また、YouTuber自身は本来そのリソースを動画制作に費やすべき立場です。このため、YouTuber自身がトラブル対応に時間や手間を取られ疲弊してしまうと、本来の仕事である動画制作や配信に差し支えます。これは、YouTuberの収入減に直結する問題です。したがって、YouTuberとして人気が出てきたらマネジメント事務所の活用を検討することも一つの方法でしょう。
さらに、YouTubeのチャンネルが停止された場合にも、事務所に所属していれば事務所がYouTuber本人に代わってGoogle社との交渉を行ってくれることもあります。
ただし、繰り返しになりますがマネジメント事務所がトラブル対応にどの程度積極的にかかわるかは、その事務所の方針によって異なります。したがって、事務所との契約の内容や事務所の方針を事前に十分に確認しておくことが重要です。

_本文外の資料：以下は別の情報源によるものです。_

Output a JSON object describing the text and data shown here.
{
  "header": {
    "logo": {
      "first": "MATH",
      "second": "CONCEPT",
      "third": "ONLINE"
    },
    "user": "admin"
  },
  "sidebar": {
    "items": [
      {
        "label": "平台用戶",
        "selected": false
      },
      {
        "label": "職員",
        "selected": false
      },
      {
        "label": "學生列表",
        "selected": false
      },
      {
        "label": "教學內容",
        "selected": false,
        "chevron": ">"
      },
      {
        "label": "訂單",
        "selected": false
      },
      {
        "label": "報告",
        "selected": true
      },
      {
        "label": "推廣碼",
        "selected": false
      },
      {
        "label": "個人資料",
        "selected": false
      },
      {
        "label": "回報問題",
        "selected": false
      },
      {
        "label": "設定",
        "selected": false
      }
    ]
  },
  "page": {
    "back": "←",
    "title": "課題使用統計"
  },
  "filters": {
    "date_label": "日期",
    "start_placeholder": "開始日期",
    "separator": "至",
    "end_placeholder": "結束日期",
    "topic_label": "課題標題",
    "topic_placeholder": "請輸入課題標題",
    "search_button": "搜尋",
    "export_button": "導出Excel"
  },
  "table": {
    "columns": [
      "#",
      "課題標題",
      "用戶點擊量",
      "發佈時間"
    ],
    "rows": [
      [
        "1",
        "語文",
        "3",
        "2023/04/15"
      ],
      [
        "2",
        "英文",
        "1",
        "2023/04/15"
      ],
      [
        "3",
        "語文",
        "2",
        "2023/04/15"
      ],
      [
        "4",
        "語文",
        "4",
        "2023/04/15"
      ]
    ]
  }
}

閲覧者とのトラブルなどは人気YouTuberだけの問題ではありません。インターネットは不特定多数の人が匿名で利用できる以上、想定外のトラブルに巻き込まれる可能性は常に認識しておく必要があります。自宅を特定されないようにするとか、著作権侵害や他人から反感を持たれる動画を配信しないといったトラブル回避を意識した動画配信をすることが重要です。一方でトラブルが発生した場合に備えて、警察や弁護士などにすぐに相談できるようにしておくと安心材料になります。